KT: We have also studied it and we calculated the weight of the earth and the productivity of the earth that you could get straight out of the agriculture soil that was already on the ground once its clean. The 30-centimeter layer of agricultural soil is full of embodied energy. To throw it away and not use it as food production is kind of a waste. 
BI: We are doing this power plant in Vancouver, and aside from several sustainable energy systems we are using a fairly commodified Dutch farming system where you don’t have soil. You have these tubes where plants grow out of the tubes, so it consumes much less water. Everything is painted white, the floor is white, the tubes are white, so that no photon is swallowed by light-sucking colors,  everything is bouncing around. A completely effortless roof farming concept. 
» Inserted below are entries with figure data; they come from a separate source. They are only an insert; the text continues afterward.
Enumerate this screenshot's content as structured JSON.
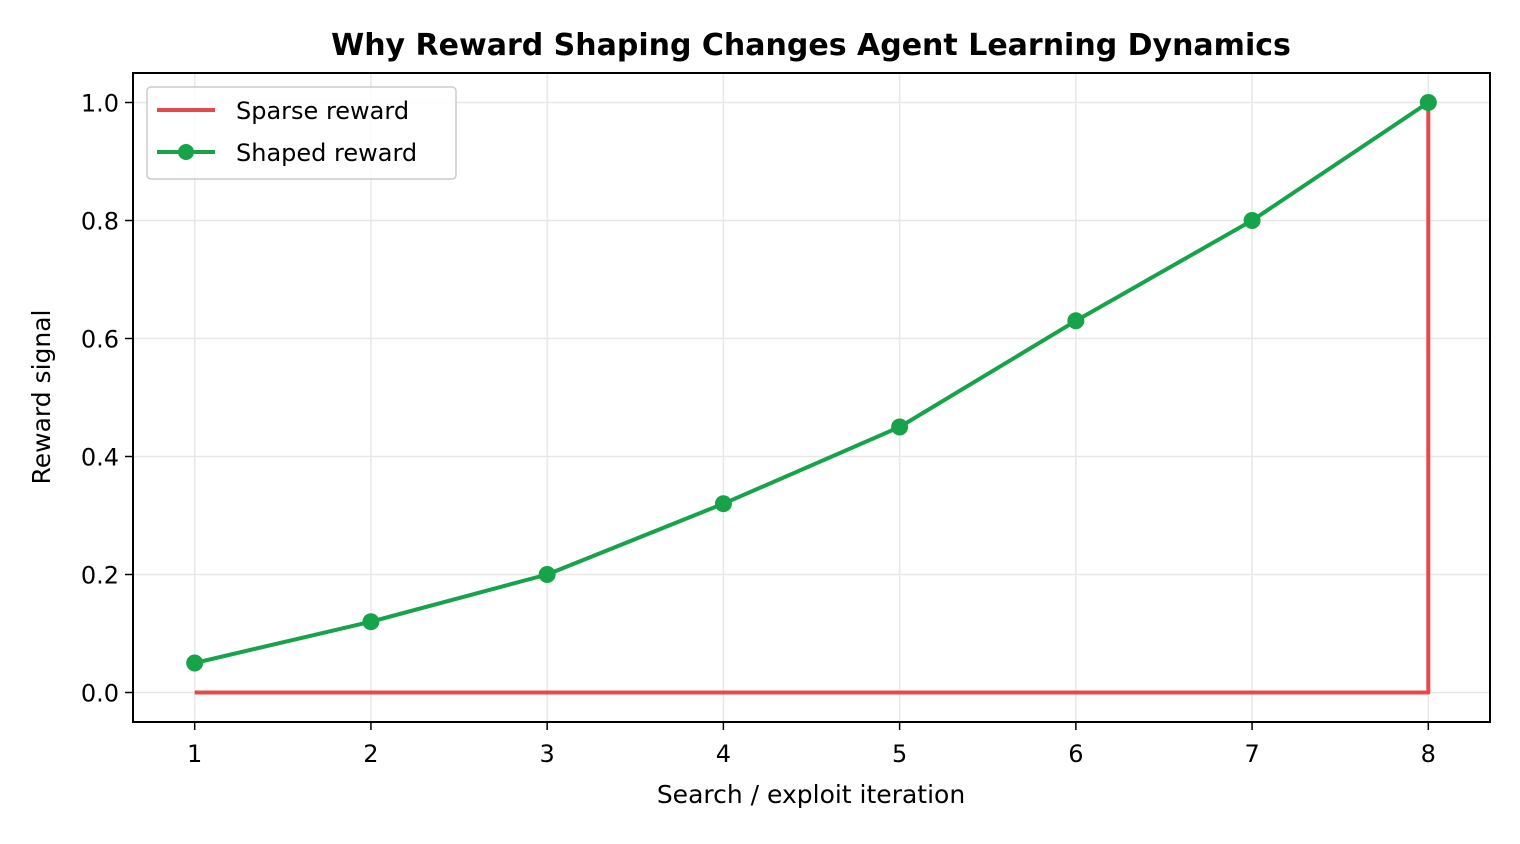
{
  "chart_data": {
    "type": "line",
    "title": "Why Reward Shaping Changes Agent Learning Dynamics",
    "xlabel": "Search / exploit iteration",
    "ylabel": "Reward signal",
    "x": [
      1,
      2,
      3,
      4,
      5,
      6,
      7,
      8
    ],
    "xlim": [
      0.65,
      8.35
    ],
    "ylim": [
      -0.05,
      1.05
    ],
    "x_ticks": [
      "1",
      "2",
      "3",
      "4",
      "5",
      "6",
      "7",
      "8"
    ],
    "y_ticks": [
      "0.0",
      "0.2",
      "0.4",
      "0.6",
      "0.8",
      "1.0"
    ],
    "y_tick_values": [
      0.0,
      0.2,
      0.4,
      0.6,
      0.8,
      1.0
    ],
    "grid": true,
    "legend_position": "top-left",
    "series": [
      {
        "name": "Sparse reward",
        "style": "step",
        "color": "#e5484d",
        "markers": false,
        "values": [
          0,
          0,
          0,
          0,
          0,
          0,
          0,
          1.0
        ]
      },
      {
        "name": "Shaped reward",
        "style": "line",
        "color": "#16a34a",
        "markers": true,
        "values": [
          0.05,
          0.12,
          0.2,
          0.32,
          0.45,
          0.63,
          0.8,
          1.0
        ]
      }
    ]
  }
}
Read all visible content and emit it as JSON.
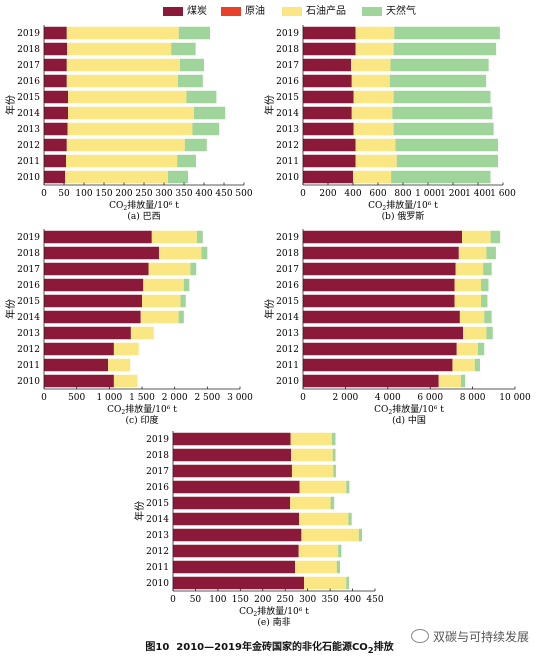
{
  "legend": {
    "coal": {
      "label": "煤炭",
      "color": "#8b1a3a"
    },
    "crude": {
      "label": "原油",
      "color": "#e8402a"
    },
    "oil_products": {
      "label": "石油产品",
      "color": "#fae784"
    },
    "gas": {
      "label": "天然气",
      "color": "#9fd49a"
    }
  },
  "common": {
    "y_label": "年份",
    "x_label_prefix": "CO",
    "x_label_sub": "2",
    "x_label_suffix": "排放量/10⁶ t"
  },
  "chart_data": [
    {
      "id": "brazil",
      "type": "bar",
      "orientation": "horizontal",
      "stacked": true,
      "caption": "(a) 巴西",
      "categories": [
        "2019",
        "2018",
        "2017",
        "2016",
        "2015",
        "2014",
        "2013",
        "2012",
        "2011",
        "2010"
      ],
      "xlim": [
        0,
        500
      ],
      "xticks": [
        0,
        50,
        100,
        150,
        200,
        250,
        300,
        350,
        400,
        450,
        500
      ],
      "xtick_labels": [
        "0",
        "50",
        "100",
        "150",
        "200",
        "250",
        "300",
        "350",
        "400",
        "450",
        "500"
      ],
      "series": [
        {
          "key": "coal",
          "values": [
            57,
            58,
            57,
            57,
            60,
            60,
            59,
            57,
            55,
            53
          ]
        },
        {
          "key": "crude",
          "values": [
            0,
            0,
            0,
            0,
            0,
            0,
            0,
            0,
            0,
            0
          ]
        },
        {
          "key": "oil_products",
          "values": [
            280,
            260,
            283,
            278,
            296,
            315,
            312,
            295,
            278,
            257
          ]
        },
        {
          "key": "gas",
          "values": [
            78,
            61,
            60,
            62,
            75,
            78,
            67,
            55,
            47,
            50
          ]
        }
      ]
    },
    {
      "id": "russia",
      "type": "bar",
      "orientation": "horizontal",
      "stacked": true,
      "caption": "(b) 俄罗斯",
      "categories": [
        "2019",
        "2018",
        "2017",
        "2016",
        "2015",
        "2014",
        "2013",
        "2012",
        "2011",
        "2010"
      ],
      "xlim": [
        0,
        1600
      ],
      "xticks": [
        0,
        200,
        400,
        600,
        800,
        1000,
        1200,
        1400,
        1600
      ],
      "xtick_labels": [
        "0",
        "200",
        "400",
        "600",
        "800",
        "1 000",
        "1 200",
        "1 400",
        "1 600"
      ],
      "series": [
        {
          "key": "coal",
          "values": [
            420,
            420,
            385,
            390,
            405,
            390,
            405,
            420,
            420,
            400
          ]
        },
        {
          "key": "crude",
          "values": [
            0,
            0,
            0,
            0,
            0,
            0,
            0,
            0,
            0,
            0
          ]
        },
        {
          "key": "oil_products",
          "values": [
            310,
            305,
            315,
            305,
            320,
            325,
            320,
            320,
            330,
            305
          ]
        },
        {
          "key": "gas",
          "values": [
            845,
            820,
            785,
            770,
            775,
            800,
            800,
            820,
            810,
            795
          ]
        }
      ]
    },
    {
      "id": "india",
      "type": "bar",
      "orientation": "horizontal",
      "stacked": true,
      "caption": "(c) 印度",
      "categories": [
        "2019",
        "2018",
        "2017",
        "2016",
        "2015",
        "2014",
        "2013",
        "2012",
        "2011",
        "2010"
      ],
      "xlim": [
        0,
        3000
      ],
      "xticks": [
        0,
        500,
        1000,
        1500,
        2000,
        2500,
        3000
      ],
      "xtick_labels": [
        "0",
        "500",
        "1 000",
        "1 500",
        "2 000",
        "2 500",
        "3 000"
      ],
      "series": [
        {
          "key": "coal",
          "values": [
            1650,
            1760,
            1600,
            1520,
            1500,
            1480,
            1330,
            1070,
            980,
            1070
          ]
        },
        {
          "key": "crude",
          "values": [
            0,
            0,
            0,
            0,
            0,
            0,
            0,
            0,
            0,
            0
          ]
        },
        {
          "key": "oil_products",
          "values": [
            690,
            650,
            640,
            620,
            590,
            580,
            350,
            380,
            340,
            360
          ]
        },
        {
          "key": "gas",
          "values": [
            90,
            90,
            90,
            85,
            80,
            80,
            0,
            0,
            0,
            0
          ]
        }
      ]
    },
    {
      "id": "china",
      "type": "bar",
      "orientation": "horizontal",
      "stacked": true,
      "caption": "(d) 中国",
      "categories": [
        "2019",
        "2018",
        "2017",
        "2016",
        "2015",
        "2014",
        "2013",
        "2012",
        "2011",
        "2010"
      ],
      "xlim": [
        0,
        10000
      ],
      "xticks": [
        0,
        2000,
        4000,
        6000,
        8000,
        10000
      ],
      "xtick_labels": [
        "0",
        "2 000",
        "4 000",
        "6 000",
        "8 000",
        "10 000"
      ],
      "series": [
        {
          "key": "coal",
          "values": [
            7500,
            7350,
            7200,
            7150,
            7150,
            7400,
            7550,
            7250,
            7050,
            6400
          ]
        },
        {
          "key": "crude",
          "values": [
            0,
            0,
            0,
            0,
            0,
            0,
            0,
            0,
            0,
            0
          ]
        },
        {
          "key": "oil_products",
          "values": [
            1350,
            1300,
            1300,
            1250,
            1250,
            1150,
            1100,
            1000,
            1050,
            1050
          ]
        },
        {
          "key": "gas",
          "values": [
            450,
            450,
            400,
            350,
            300,
            350,
            300,
            300,
            250,
            200
          ]
        }
      ]
    },
    {
      "id": "south_africa",
      "type": "bar",
      "orientation": "horizontal",
      "stacked": true,
      "caption": "(e) 南非",
      "categories": [
        "2019",
        "2018",
        "2017",
        "2016",
        "2015",
        "2014",
        "2013",
        "2012",
        "2011",
        "2010"
      ],
      "xlim": [
        0,
        450
      ],
      "xticks": [
        0,
        50,
        100,
        150,
        200,
        250,
        300,
        350,
        400,
        450
      ],
      "xtick_labels": [
        "0",
        "50",
        "100",
        "150",
        "200",
        "250",
        "300",
        "350",
        "400",
        "450"
      ],
      "series": [
        {
          "key": "coal",
          "values": [
            262,
            263,
            265,
            282,
            261,
            281,
            286,
            280,
            272,
            292
          ]
        },
        {
          "key": "crude",
          "values": [
            0,
            0,
            0,
            0,
            0,
            0,
            0,
            0,
            0,
            0
          ]
        },
        {
          "key": "oil_products",
          "values": [
            92,
            93,
            92,
            104,
            90,
            110,
            128,
            88,
            93,
            94
          ]
        },
        {
          "key": "gas",
          "values": [
            8,
            6,
            6,
            7,
            8,
            7,
            7,
            7,
            7,
            6
          ]
        }
      ]
    }
  ],
  "figure_caption": {
    "number": "图10",
    "text": "2010—2019年金砖国家的非化石能源CO",
    "sub": "2",
    "suffix": "排放"
  },
  "watermark": "双碳与可持续发展"
}
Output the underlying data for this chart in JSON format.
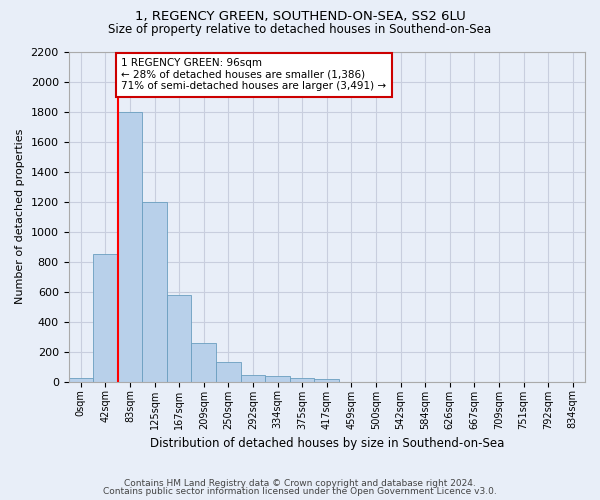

KT: That is cool. Also, we have to rely on the future technologies, and their development. So much could happen in the field of industrial design. It is one of the areas where I feel that we have done a lot but at the same time, nothing. The industrial design elements in architecture, for instance, are completely missing, so one of the few things that we are starting to do now is actively moving more into the hardware production line of smaller things in life. Pocket lamps, for instance. A torch is a fantastic invention because you carry the light with you. There was this fiction writer who talked about glass that retains light, and for light to penetrate through the glass it takes about twenty years. So that means that you have this panoramic window, and then you build it into your home. You don’t have a TV, you have a one to one vision to Niagara Falls in New York, because the delay of twenty years actually puts the real image in your living room. Simply through the delay of light penetration. It is science fiction of course, but it is actually beautiful.